There's an important difference between the substitutability of mere instruments and the equal weighting of intrinsic goods [e.g. persons]. In the former case, the swap makes no difference. In the latter, there is a normatively relevant difference (Bob no longer exists!), it is just that the result is equally desirable [Sally exists!]. There are distinct reasons offered up by the competing intrinsic values; it merely happens that they are in balance. I expect that any plausible view of value will need to accommodate this possibility.
Jack responds that he finds the following bit of reasoning just as compelling:
I am building a fence. Hence, I have *a* reason, countervailed though it is, to prefer that God not annihilate my hammer, EVEN IF God will immediately replace that hammer with another equally useful hammer. After all, there is a normatively relevant difference: the ever so useful, and for that reason instrumentally valuable hammer no longer exists!
One who recognizes the sort of distinction I'm after here will insist that the latter claim is mistaken: the non-existence of a useful instrument is not in itself normatively relevant. What would be normatively relevant would be the destruction and non-replacement of an instrument. (Of course, destruction is typically followed by non-replacement, so it isn't surprising that one might confuse the two.)
But is there anything helpful we can say to the person who doesn't immediately "get" the distinction? Perhaps the best we can do is to, er, hammer on the intuition that replacing persons is obviously significant in a way that replacing tools is not. Once one is on board with this datum, we can inquire into the most sensible way to formally capture this intuitive idea: e.g., perhaps swapping items of (equal) intrinsic value involves conflicting but balanced reasons, whereas substituting mere instruments involves no (different) reasons at all.
To spell it out in more detail: (i) the value of Sally's life gives us a different (albeit equally weighty) reason from that given by the value of Bob's life, whereas (ii) the reason the builder has to want a hammer is satisfied no matter which of the two equally useful hammers he receives. It's not as though he has two different reasons, one to want each particular hammer. Something of value is lost when Sally exists without Bob; nothing is lost by the builder having one hammer but not another that would be useful in exactly the same way. In sum, then, we might say: we have reasons to want any adequate instrument, and reasons to want each intrinsic good.
Even on a purely theoretical level, this sort of distinction makes a lot of sense. It seems extremely intuitive to me to think that there's a conceptual difference to be had between (i) a pair of options serving distinct-but-equal intrinsic values; and (ii) a pair of options that serve literally one and the same values. I think something would be missing from our conceptual repertoire if we couldn't make sense of such a distinction.

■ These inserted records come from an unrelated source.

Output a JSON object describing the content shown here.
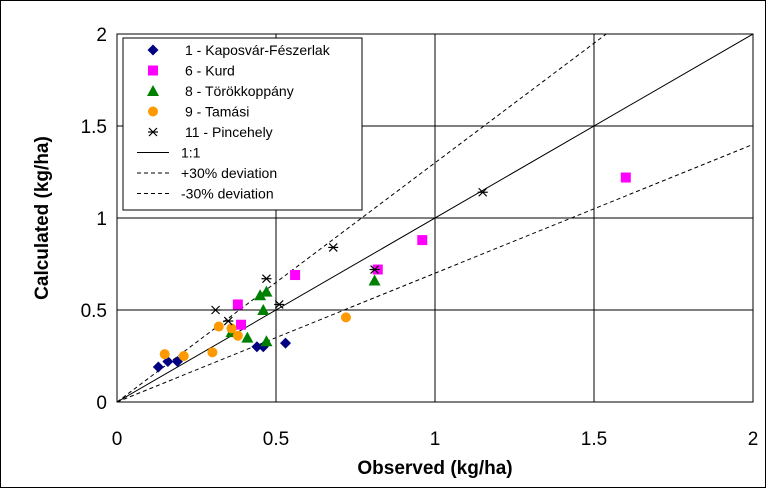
{
  "chart_data": {
    "type": "scatter",
    "title": "",
    "xlabel": "Observed (kg/ha)",
    "ylabel": "Calculated (kg/ha)",
    "xlim": [
      0,
      2
    ],
    "ylim": [
      0,
      2
    ],
    "x_ticks": [
      "0",
      "0.5",
      "1",
      "1.5",
      "2"
    ],
    "y_ticks": [
      "0",
      "0.5",
      "1",
      "1.5",
      "2"
    ],
    "grid": true,
    "legend_position": "top-left",
    "series": [
      {
        "name": "1 - Kaposvár-Fészerlak",
        "marker": "diamond",
        "color": "#000080",
        "points": [
          [
            0.13,
            0.19
          ],
          [
            0.16,
            0.22
          ],
          [
            0.19,
            0.22
          ],
          [
            0.44,
            0.3
          ],
          [
            0.46,
            0.3
          ],
          [
            0.53,
            0.32
          ]
        ]
      },
      {
        "name": "6 - Kurd",
        "marker": "square",
        "color": "#ff00ff",
        "points": [
          [
            0.38,
            0.53
          ],
          [
            0.39,
            0.42
          ],
          [
            0.56,
            0.69
          ],
          [
            0.82,
            0.72
          ],
          [
            0.96,
            0.88
          ],
          [
            1.6,
            1.22
          ]
        ]
      },
      {
        "name": "8 - Törökkoppány",
        "marker": "triangle",
        "color": "#008000",
        "points": [
          [
            0.36,
            0.38
          ],
          [
            0.41,
            0.35
          ],
          [
            0.45,
            0.58
          ],
          [
            0.46,
            0.5
          ],
          [
            0.47,
            0.6
          ],
          [
            0.47,
            0.33
          ],
          [
            0.81,
            0.66
          ]
        ]
      },
      {
        "name": "9 - Tamási",
        "marker": "circle",
        "color": "#ff9900",
        "points": [
          [
            0.15,
            0.26
          ],
          [
            0.21,
            0.25
          ],
          [
            0.3,
            0.27
          ],
          [
            0.32,
            0.41
          ],
          [
            0.36,
            0.4
          ],
          [
            0.38,
            0.36
          ],
          [
            0.72,
            0.46
          ]
        ]
      },
      {
        "name": "11 - Pincehely",
        "marker": "asterisk",
        "color": "#000000",
        "points": [
          [
            0.31,
            0.5
          ],
          [
            0.35,
            0.44
          ],
          [
            0.47,
            0.67
          ],
          [
            0.51,
            0.53
          ],
          [
            0.68,
            0.84
          ],
          [
            0.81,
            0.72
          ],
          [
            1.15,
            1.14
          ]
        ]
      }
    ],
    "reference_lines": [
      {
        "name": "1:1",
        "style": "solid",
        "slope": 1.0
      },
      {
        "name": "+30% deviation",
        "style": "dashed",
        "slope": 1.3
      },
      {
        "name": "-30% deviation",
        "style": "dashed",
        "slope": 0.7
      }
    ]
  }
}
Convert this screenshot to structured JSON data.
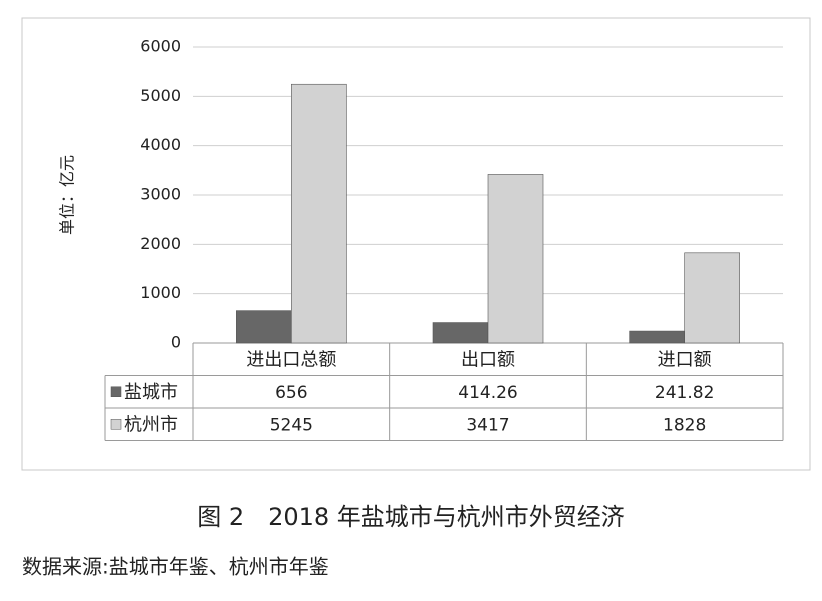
{
  "chart_data": {
    "type": "bar",
    "y_label": "单位：亿元",
    "categories": [
      "进出口总额",
      "出口额",
      "进口额"
    ],
    "series": [
      {
        "name": "盐城市",
        "color": "#676767",
        "values": [
          656,
          414.26,
          241.82
        ]
      },
      {
        "name": "杭州市",
        "color": "#d2d2d2",
        "values": [
          5245,
          3417,
          1828
        ]
      }
    ],
    "ylim": [
      0,
      6000
    ],
    "yticks": [
      0,
      1000,
      2000,
      3000,
      4000,
      5000,
      6000
    ],
    "grid": true
  },
  "caption": "图 2　2018 年盐城市与杭州市外贸经济",
  "source": "数据来源:盐城市年鉴、杭州市年鉴"
}
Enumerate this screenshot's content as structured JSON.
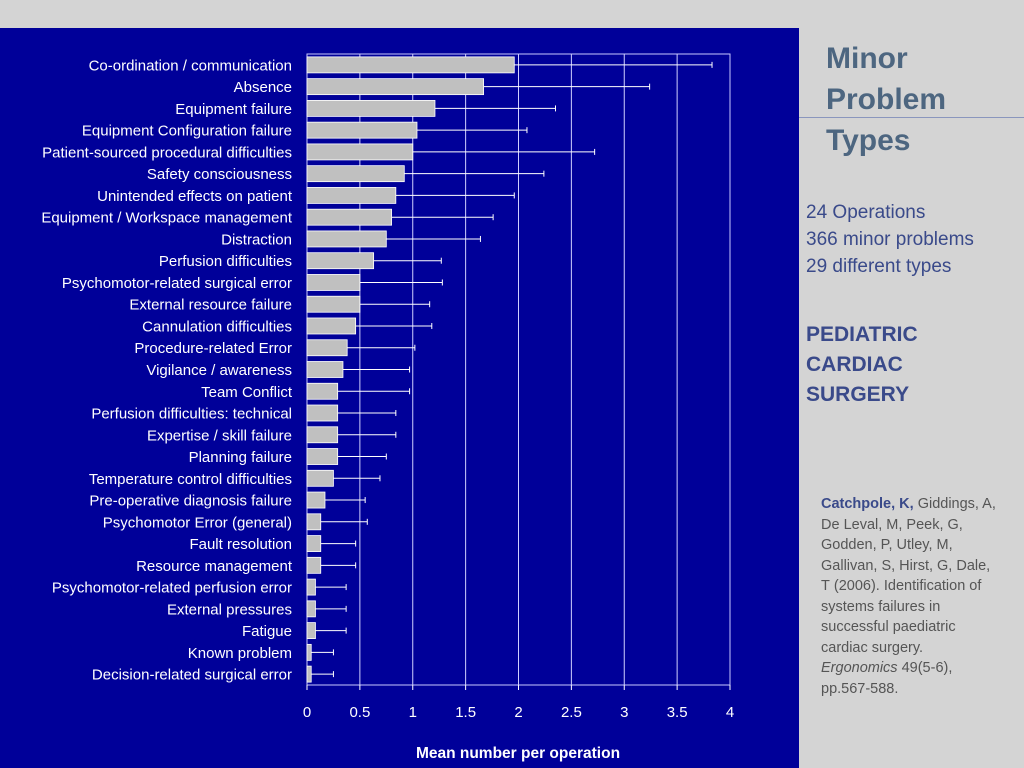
{
  "slide": {
    "title": [
      "Minor",
      "Problem",
      "Types"
    ],
    "stats": [
      "24 Operations",
      "366 minor problems",
      "29 different types"
    ],
    "subject": [
      "PEDIATRIC",
      "CARDIAC",
      "SURGERY"
    ],
    "citation": {
      "authors_bold": "Catchpole, K,",
      "authors_rest": "Giddings, A, De Leval, M, Peek, G, Godden, P, Utley, M, Gallivan, S, Hirst, G, Dale, T",
      "year_title": "(2006). Identification of systems failures in successful paediatric cardiac surgery.",
      "journal": "Ergonomics",
      "volume_pages": "49(5-6), pp.567-588."
    },
    "colors": {
      "chart_background": "#000099",
      "bar_fill": "#c0c0c0",
      "page_background": "#d4d4d4",
      "title_color": "#4d6680",
      "text_color": "#3a4a8a"
    }
  },
  "chart_data": {
    "type": "bar",
    "orientation": "horizontal",
    "xlabel": "Mean number per operation",
    "xlim": [
      0,
      4
    ],
    "xticks": [
      "0",
      "0.5",
      "1",
      "1.5",
      "2",
      "2.5",
      "3",
      "3.5",
      "4"
    ],
    "grid": "vertical",
    "categories": [
      "Co-ordination / communication",
      "Absence",
      "Equipment failure",
      "Equipment Configuration failure",
      "Patient-sourced procedural difficulties",
      "Safety consciousness",
      "Unintended effects on patient",
      "Equipment / Workspace management",
      "Distraction",
      "Perfusion difficulties",
      "Psychomotor-related surgical error",
      "External resource failure",
      "Cannulation difficulties",
      "Procedure-related Error",
      "Vigilance / awareness",
      "Team Conflict",
      "Perfusion difficulties: technical",
      "Expertise / skill failure",
      "Planning failure",
      "Temperature control difficulties",
      "Pre-operative diagnosis failure",
      "Psychomotor Error (general)",
      "Fault resolution",
      "Resource management",
      "Psychomotor-related perfusion error",
      "External pressures",
      "Fatigue",
      "Known problem",
      "Decision-related surgical error"
    ],
    "values": [
      1.96,
      1.67,
      1.21,
      1.04,
      1.0,
      0.92,
      0.84,
      0.8,
      0.75,
      0.63,
      0.5,
      0.5,
      0.46,
      0.38,
      0.34,
      0.29,
      0.29,
      0.29,
      0.29,
      0.25,
      0.17,
      0.13,
      0.13,
      0.13,
      0.08,
      0.08,
      0.08,
      0.04,
      0.04
    ],
    "error_upper": [
      3.83,
      3.24,
      2.35,
      2.08,
      2.72,
      2.24,
      1.96,
      1.76,
      1.64,
      1.27,
      1.28,
      1.16,
      1.18,
      1.02,
      0.97,
      0.97,
      0.84,
      0.84,
      0.75,
      0.69,
      0.55,
      0.57,
      0.46,
      0.46,
      0.37,
      0.37,
      0.37,
      0.25,
      0.25
    ]
  }
}
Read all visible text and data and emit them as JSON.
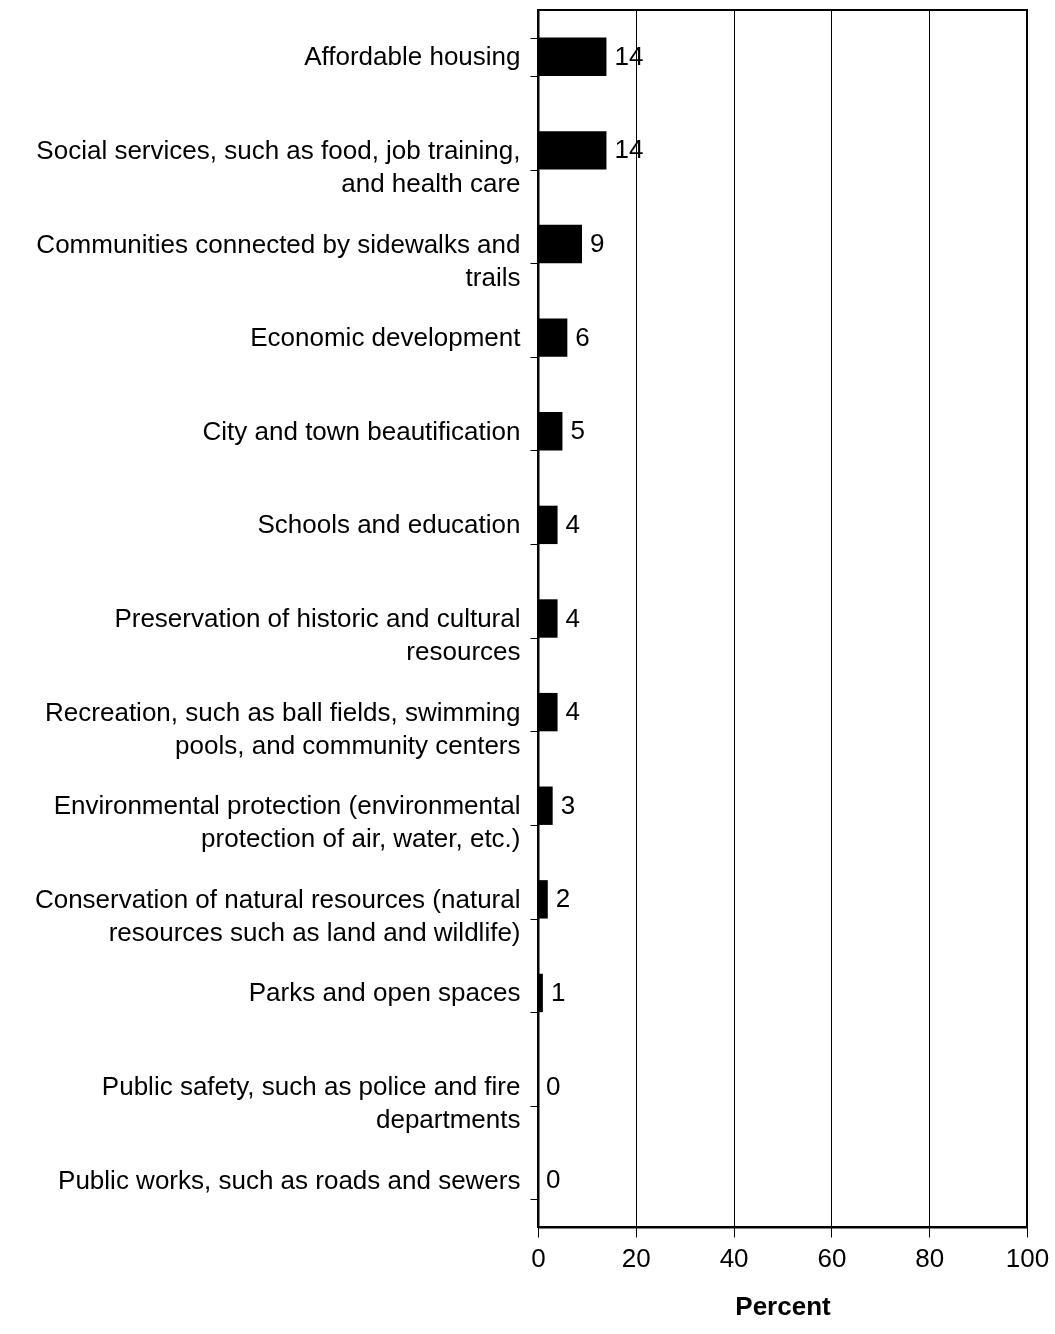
{
  "chart_data": {
    "type": "bar",
    "orientation": "horizontal",
    "xlabel": "Percent",
    "categories": [
      "Affordable housing",
      "Social services, such as food, job training, and health care",
      "Communities connected by sidewalks and trails",
      "Economic development",
      "City and town beautification",
      "Schools and education",
      "Preservation of historic and cultural resources",
      "Recreation, such as ball fields, swimming pools, and community centers",
      "Environmental protection (environmental protection of air, water, etc.)",
      "Conservation of natural resources (natural resources such as land and wildlife)",
      "Parks and open spaces",
      "Public safety, such as police and fire departments",
      "Public works, such as roads and sewers"
    ],
    "values": [
      14,
      14,
      9,
      6,
      5,
      4,
      4,
      4,
      3,
      2,
      1,
      0,
      0
    ],
    "color": "#000000",
    "xlim": [
      0,
      100
    ],
    "xticks": [
      0,
      20,
      40,
      60,
      80,
      100
    ],
    "grid": "x",
    "data_labels": true
  }
}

The "big-picture" relevance of this concerns the 'value receptacle' objection to utilitarianism, according to which utilitarians are thought to treat people as mere instruments to the ultimate end of promoting aggregate utility.
Indeed, I do think of (e.g.) chickens as mere instruments to the intrinsic value of aggregate animal welfare. So one might worry that utilitarians must think of people in the same way. But (I argue) this is not so. Utilitarians may well impute normative significance to the separateness of persons, for they merely claim that a harm to one may be normatively outweighed by a benefit to another. To outweigh a harm is not to (normatively) cancel it, or to deny that there is any real trade-off here at all. It is just to say that the trade-off is worth it. We should be able to make such distinctions.